Likely debris from a SpaceX capsule found in Australia
SpaceX did not return a request for comment, and typically does not interact with news media.
Local media reports said at least three pieces of debris have been recovered in the mountain range near Australia’s southernmost tip, and according to NASA’s statement, SpaceX confirmed it is likely to be a part of the Dragon’s trunk. The trunk provides electricity and other necessary services to the main capsule during its time in orbit but is discarded as the main capsule slices back through the thick upper atmosphere on its way home.
SpaceX operates two types of Dragon spacecraft: one that is designed solely for shuttling food, research and other supplies to the International Space Station, and another, called Crew Dragon, that’s designed for carrying astronauts. The scraps of the Dragon trunk found in Australia were likely part of a the spacecraft that carried four astronauts home from the ISS on May 2, 2021, according to NASA.

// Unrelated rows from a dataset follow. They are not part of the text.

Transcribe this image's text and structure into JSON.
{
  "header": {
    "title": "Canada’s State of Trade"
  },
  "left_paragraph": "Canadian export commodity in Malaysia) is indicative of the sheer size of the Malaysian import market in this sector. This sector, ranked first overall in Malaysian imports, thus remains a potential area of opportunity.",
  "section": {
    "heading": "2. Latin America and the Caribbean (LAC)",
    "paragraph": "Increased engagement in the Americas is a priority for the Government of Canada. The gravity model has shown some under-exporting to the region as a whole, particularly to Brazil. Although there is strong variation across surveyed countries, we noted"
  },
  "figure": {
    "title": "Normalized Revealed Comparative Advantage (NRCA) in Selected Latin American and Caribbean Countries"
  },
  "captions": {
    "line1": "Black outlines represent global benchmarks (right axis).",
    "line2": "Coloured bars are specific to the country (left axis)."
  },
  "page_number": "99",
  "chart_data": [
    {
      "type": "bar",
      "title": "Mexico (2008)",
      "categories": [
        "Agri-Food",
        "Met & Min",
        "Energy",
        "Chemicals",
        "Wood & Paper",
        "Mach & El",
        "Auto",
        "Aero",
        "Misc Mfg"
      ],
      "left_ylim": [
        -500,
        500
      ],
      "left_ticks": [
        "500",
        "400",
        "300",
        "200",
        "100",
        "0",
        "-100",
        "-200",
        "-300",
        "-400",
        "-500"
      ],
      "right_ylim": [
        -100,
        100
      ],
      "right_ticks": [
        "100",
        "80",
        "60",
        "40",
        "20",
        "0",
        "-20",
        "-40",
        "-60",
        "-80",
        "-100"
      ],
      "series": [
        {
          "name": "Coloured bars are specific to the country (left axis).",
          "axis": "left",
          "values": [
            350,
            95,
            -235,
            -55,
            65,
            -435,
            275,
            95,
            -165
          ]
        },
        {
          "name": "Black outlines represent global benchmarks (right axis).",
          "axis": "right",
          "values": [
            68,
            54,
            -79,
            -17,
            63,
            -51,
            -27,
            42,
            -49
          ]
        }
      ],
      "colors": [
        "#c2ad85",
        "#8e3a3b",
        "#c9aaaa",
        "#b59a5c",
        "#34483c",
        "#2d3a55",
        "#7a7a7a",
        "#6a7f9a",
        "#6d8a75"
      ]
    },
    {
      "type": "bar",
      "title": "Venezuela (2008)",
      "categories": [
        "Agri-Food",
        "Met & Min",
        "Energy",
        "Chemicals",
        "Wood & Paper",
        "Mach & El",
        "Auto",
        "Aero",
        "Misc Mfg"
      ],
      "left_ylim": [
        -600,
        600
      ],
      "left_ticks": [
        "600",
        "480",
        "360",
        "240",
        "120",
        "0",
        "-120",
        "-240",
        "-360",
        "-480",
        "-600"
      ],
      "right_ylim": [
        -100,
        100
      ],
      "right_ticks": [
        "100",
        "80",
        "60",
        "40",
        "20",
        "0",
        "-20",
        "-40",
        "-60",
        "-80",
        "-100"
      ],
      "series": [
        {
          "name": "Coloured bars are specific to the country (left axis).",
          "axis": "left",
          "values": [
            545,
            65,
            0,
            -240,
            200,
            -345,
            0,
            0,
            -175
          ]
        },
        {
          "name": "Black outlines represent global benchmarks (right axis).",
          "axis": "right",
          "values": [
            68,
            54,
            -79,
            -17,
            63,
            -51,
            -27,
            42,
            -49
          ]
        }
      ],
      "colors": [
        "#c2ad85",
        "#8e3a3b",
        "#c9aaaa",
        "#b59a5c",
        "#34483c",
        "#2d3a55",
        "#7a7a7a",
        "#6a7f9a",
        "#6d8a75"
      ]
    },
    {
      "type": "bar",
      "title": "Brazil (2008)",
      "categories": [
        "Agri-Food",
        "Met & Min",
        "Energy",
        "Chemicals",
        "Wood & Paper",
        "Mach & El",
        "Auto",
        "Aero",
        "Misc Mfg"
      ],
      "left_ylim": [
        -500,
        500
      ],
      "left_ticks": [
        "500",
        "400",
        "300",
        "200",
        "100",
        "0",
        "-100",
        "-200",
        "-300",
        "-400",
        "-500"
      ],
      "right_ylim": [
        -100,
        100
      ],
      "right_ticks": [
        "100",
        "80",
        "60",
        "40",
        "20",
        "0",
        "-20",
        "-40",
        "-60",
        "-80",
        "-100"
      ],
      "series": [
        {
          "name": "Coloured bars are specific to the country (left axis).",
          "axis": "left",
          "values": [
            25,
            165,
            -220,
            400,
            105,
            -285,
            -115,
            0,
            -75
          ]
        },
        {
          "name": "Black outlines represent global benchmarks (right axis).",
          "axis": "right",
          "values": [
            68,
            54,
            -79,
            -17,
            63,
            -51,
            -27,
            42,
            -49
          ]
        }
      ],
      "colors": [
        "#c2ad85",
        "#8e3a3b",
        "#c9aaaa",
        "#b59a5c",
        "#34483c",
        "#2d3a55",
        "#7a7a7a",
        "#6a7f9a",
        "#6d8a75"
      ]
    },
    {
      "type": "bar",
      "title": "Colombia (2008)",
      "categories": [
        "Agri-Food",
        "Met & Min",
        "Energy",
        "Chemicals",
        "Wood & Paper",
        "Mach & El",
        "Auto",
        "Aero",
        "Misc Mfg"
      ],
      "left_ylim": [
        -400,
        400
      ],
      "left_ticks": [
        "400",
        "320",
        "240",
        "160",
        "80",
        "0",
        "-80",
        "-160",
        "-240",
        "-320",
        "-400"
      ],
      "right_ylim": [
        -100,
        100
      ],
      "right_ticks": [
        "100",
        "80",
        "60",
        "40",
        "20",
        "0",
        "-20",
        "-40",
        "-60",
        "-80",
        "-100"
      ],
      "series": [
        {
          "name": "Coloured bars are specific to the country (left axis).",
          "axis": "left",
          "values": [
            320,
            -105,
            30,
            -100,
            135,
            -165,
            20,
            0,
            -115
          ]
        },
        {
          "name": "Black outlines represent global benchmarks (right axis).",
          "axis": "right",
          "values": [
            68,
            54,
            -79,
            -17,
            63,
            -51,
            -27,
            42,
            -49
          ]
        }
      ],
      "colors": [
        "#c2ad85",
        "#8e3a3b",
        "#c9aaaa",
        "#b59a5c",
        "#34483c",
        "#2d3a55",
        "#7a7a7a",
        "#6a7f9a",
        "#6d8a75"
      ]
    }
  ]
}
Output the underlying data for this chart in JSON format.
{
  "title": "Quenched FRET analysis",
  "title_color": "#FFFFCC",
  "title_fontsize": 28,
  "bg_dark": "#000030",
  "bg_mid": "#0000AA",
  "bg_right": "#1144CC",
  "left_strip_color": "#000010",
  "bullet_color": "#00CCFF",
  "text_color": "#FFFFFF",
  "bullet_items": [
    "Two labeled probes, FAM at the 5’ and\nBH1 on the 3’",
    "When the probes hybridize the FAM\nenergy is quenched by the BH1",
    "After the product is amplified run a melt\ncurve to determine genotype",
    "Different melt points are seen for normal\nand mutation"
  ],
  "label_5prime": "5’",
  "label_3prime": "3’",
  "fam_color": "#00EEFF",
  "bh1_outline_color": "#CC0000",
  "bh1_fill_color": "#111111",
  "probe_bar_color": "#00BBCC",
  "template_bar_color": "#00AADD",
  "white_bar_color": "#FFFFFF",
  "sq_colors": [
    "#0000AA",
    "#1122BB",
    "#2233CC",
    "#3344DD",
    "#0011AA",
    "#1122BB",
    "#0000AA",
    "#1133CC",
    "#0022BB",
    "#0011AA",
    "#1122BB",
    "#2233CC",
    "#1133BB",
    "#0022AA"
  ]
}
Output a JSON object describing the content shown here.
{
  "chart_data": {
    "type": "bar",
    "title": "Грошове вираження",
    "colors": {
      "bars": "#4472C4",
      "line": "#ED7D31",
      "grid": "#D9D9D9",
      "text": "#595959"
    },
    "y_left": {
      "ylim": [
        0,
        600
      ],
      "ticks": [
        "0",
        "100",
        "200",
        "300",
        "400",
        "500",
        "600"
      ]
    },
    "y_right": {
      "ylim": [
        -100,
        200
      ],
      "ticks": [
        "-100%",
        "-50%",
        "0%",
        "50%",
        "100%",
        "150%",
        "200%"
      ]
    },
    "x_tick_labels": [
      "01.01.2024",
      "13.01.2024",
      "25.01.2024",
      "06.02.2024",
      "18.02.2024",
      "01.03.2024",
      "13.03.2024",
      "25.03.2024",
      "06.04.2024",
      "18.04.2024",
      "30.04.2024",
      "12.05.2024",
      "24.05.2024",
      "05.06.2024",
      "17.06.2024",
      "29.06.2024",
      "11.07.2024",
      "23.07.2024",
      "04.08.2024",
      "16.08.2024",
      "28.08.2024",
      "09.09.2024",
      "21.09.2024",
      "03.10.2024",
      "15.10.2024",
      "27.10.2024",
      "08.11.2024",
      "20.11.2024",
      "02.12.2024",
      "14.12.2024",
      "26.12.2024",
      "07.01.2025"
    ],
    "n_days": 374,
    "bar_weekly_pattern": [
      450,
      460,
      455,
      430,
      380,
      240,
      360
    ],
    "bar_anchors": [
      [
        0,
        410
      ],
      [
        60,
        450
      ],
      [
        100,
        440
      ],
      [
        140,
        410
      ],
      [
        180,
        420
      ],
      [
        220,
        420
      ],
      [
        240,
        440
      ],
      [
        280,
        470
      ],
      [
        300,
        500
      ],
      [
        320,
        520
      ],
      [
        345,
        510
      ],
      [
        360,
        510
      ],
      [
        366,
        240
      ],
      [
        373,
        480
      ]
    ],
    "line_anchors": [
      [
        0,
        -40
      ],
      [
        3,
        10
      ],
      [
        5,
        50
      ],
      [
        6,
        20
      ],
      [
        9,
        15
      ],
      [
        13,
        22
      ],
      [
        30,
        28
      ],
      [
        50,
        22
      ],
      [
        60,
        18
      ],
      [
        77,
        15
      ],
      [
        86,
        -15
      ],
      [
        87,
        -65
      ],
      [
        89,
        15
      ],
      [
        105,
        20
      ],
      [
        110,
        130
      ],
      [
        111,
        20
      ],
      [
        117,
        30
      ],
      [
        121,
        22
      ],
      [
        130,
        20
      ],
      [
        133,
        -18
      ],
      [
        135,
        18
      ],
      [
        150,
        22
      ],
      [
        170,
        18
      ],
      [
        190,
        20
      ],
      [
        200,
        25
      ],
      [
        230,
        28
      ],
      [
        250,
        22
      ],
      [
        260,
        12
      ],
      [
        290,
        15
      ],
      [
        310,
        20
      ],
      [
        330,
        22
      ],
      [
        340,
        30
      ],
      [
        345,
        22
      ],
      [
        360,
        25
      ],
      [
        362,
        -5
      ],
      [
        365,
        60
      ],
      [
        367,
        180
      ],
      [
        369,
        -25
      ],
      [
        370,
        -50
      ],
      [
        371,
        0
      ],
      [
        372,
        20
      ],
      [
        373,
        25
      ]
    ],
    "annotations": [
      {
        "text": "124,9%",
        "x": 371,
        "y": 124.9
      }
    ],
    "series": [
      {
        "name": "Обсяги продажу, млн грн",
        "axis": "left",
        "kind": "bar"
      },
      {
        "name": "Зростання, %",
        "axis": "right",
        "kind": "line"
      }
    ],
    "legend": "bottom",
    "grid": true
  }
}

The Crew-1 astronauts — comprised of NASA’s Michael Hopkins, Victor Glover, Shannon Walker, and Soichi Noguchi, an astronaut with Japan’s space agency — made a safe return aboard the main portion of the capsule, which splashed down off the coast of Florida before being hauled to safety by nearby recovery ships last year.
Australian media reported that the debris was initially identified by experts with the Australian Space Agency. The agency could not be immediately reached for comment Wednesday.
NASA referred further questions to the Federal Aviation Administration, which licenses and oversees commercial spaceflight operations in the United States. The FAA then referred questions to the US State Department, which could not immediately respond to a request comment.
Members of the public that believe they may have found a piece of space debris can reach out to SpaceX’s recovery hotline at 1-866-623-0234 or at firstname.lastname@example.org.
Typically, discarded pieces of space hardware fall to a watery grave in the ocean. But they do sometimes turn up on land.
Last year, for example, what was believed to be a piece of a SpaceX rocket’s second stage — which powers the rocket after the lower first stage expends all its fuel — washed up on a farm in Washington state.
SpaceX does not attempt to recover the second stage of its rockets, though it does land, refurbish and refly most of its first-stage rocket boosters, which are the largest part of the rocket and give the initial boost at liftoff. Dragon capsules ride to orbit sitting atop the rockets.